Add 1T peanut oil to wok/skillet and heat til almost smoking. Add egg, beating continuously until set (yes, you're scrambling an egg in a wok). Immediately dump in rice and stir stir stir until each grain of rice is separate and egg is fully mixed into rice. Dump in beef and veg and stir til all is incorporated. Dish and eat!
changes: you could add garlic and onion, diced, when you cook the beef. Chicken or pork could be sliced instead, or small shrimp or scallops. Any non-leafy veg could be substituted: cauliflower, broccoli, squash, zucchini, green beans, etc etc. The thing to remember is the harder the veg, the longer it takes to cook so you need to stage/time things accordingly (prepping ALL ingredients first is VERY MUCH worth the effort).
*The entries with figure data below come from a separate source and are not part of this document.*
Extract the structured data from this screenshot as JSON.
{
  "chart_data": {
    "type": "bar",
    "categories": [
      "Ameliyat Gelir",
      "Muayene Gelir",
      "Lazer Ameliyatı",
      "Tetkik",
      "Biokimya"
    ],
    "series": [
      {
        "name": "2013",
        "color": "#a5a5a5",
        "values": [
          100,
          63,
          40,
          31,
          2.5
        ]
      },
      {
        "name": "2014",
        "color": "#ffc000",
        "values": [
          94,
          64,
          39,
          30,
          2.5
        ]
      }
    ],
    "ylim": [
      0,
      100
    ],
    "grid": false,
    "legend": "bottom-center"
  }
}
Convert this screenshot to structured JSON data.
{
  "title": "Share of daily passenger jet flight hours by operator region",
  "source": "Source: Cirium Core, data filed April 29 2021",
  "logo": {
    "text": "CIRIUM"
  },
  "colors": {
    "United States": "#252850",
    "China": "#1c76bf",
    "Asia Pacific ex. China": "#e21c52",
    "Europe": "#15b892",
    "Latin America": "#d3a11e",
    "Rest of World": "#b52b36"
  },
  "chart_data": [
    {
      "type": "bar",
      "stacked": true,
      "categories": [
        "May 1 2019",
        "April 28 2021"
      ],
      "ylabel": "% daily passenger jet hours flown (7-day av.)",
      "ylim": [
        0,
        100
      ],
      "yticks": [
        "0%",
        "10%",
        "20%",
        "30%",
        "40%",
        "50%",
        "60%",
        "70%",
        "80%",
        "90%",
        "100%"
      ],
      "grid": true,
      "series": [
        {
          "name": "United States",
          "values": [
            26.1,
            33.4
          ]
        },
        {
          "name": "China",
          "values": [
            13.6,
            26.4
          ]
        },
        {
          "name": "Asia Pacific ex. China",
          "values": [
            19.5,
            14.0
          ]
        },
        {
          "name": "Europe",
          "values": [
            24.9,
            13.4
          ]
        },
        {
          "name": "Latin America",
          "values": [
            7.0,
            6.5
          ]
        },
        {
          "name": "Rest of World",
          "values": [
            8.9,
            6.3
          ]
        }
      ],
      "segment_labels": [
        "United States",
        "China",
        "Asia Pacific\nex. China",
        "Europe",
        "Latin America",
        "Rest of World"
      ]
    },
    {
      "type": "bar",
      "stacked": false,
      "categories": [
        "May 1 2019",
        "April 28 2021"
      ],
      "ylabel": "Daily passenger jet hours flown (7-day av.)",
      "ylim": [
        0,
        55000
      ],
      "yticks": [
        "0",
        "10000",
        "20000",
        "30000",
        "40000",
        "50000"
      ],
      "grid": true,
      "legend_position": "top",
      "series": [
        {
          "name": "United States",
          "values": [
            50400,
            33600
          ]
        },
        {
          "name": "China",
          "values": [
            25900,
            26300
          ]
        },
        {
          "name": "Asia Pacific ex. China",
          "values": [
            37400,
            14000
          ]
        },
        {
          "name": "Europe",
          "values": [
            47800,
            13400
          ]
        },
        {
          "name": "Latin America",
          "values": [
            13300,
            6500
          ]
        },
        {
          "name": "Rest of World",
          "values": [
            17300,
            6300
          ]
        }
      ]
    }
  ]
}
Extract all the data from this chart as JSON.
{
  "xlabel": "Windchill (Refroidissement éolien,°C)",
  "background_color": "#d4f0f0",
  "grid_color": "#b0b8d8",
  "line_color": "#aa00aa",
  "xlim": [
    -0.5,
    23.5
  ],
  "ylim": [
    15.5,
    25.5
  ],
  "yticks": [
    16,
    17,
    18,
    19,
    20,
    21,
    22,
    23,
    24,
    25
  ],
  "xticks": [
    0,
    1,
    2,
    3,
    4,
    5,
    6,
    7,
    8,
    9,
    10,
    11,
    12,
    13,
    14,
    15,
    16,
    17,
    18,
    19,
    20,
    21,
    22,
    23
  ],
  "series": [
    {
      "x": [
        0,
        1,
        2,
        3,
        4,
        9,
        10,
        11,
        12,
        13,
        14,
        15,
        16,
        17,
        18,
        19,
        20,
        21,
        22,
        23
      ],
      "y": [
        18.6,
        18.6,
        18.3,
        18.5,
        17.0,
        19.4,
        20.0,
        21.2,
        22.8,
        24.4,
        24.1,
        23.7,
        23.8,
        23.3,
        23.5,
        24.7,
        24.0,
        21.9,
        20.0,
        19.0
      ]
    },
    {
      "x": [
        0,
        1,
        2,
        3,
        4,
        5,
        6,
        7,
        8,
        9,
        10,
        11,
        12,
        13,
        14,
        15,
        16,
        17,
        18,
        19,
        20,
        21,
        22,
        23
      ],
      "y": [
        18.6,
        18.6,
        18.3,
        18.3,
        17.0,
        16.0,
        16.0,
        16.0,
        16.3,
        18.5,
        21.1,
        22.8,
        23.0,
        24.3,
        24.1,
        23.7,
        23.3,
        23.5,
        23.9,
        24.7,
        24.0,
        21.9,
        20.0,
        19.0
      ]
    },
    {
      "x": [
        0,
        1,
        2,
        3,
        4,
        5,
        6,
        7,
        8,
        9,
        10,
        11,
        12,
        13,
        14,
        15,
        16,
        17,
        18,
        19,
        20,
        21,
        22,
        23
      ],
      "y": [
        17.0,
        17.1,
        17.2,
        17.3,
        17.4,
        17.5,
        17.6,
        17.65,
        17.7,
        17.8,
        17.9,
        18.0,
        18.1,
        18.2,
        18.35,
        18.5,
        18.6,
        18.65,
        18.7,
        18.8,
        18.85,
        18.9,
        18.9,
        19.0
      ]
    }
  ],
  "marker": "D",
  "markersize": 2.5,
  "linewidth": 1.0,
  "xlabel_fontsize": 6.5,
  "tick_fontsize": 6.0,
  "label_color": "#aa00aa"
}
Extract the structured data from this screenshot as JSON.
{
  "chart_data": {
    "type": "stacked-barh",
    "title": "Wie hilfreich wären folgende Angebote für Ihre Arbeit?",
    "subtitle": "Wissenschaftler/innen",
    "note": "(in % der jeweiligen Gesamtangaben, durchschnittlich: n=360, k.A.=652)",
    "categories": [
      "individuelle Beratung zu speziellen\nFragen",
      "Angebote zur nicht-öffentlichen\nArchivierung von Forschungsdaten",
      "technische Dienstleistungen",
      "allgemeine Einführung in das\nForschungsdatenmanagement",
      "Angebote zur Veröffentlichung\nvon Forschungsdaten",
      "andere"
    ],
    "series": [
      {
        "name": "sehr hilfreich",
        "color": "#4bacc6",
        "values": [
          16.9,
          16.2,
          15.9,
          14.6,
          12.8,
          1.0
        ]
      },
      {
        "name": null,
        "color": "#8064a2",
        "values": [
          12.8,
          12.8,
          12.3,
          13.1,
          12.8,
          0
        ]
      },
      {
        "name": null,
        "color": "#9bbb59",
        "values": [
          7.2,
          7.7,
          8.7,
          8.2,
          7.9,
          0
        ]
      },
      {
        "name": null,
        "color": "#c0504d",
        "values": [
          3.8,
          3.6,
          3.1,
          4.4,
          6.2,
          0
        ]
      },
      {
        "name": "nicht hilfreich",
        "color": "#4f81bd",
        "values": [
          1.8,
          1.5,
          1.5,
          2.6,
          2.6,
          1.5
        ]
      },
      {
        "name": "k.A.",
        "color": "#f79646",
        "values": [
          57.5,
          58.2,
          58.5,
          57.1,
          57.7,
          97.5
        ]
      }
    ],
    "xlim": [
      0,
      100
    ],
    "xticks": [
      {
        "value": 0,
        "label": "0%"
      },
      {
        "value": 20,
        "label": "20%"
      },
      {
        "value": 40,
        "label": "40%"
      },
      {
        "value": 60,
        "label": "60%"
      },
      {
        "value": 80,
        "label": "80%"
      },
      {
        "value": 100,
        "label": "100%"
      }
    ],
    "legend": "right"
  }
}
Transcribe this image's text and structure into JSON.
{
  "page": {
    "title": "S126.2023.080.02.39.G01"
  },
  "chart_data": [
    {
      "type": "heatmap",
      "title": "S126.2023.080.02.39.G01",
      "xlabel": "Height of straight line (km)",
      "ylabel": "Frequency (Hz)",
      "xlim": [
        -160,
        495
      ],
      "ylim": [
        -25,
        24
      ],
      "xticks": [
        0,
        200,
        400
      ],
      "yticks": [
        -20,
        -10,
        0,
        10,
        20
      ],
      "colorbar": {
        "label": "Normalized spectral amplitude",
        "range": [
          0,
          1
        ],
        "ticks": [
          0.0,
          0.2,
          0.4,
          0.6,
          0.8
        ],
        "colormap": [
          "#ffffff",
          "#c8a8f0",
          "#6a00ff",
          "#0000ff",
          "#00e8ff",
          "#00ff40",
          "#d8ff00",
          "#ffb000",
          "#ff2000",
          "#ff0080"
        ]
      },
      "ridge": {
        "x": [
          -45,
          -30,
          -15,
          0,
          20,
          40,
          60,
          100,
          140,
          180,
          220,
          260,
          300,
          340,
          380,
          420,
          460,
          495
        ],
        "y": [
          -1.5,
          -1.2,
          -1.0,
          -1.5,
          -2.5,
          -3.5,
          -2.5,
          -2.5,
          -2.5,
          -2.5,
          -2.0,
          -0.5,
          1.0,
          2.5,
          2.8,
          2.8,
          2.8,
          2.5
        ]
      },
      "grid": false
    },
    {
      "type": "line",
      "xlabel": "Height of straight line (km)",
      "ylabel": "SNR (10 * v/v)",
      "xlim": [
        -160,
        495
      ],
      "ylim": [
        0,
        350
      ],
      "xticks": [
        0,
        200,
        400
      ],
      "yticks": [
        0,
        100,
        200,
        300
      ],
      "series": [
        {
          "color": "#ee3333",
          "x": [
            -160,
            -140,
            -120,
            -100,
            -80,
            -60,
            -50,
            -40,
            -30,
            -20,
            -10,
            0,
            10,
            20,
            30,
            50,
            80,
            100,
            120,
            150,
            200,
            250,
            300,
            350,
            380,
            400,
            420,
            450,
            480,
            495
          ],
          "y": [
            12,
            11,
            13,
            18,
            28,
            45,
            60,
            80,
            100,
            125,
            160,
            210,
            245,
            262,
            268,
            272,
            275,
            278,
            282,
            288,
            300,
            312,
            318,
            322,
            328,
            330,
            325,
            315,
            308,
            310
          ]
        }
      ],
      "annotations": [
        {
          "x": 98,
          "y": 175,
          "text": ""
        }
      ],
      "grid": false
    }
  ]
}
Any various "chinese spices" could be added to the rice when you cook it. Salt and pepper to taste; I don't normally take added salt as the soy sauce provides enough for me.
Orange Roughy Recipe
I called up my mom for her orange roughy recipe. "What orange roughy recipe?" she said. Turns out, it's just her generic white fish fillet recipe: "Real simple. You just poach the fillets in a white wine sauce."
"Poached? ??Que?" I asked. We laughed at my cooking ineptitude. "Should I look that up in the dictionary then?" Heh. Poaching turns out to mean, put food in boiling liquid and ignore simmering until cooked. I can do that!
I thought I had some white wine, but I didn't. I substituted sherry (the good stuff, too, alas; couldn't find my cooking sherry). It was still yummy, so it looks like substituting sherry for white wine caused no harm.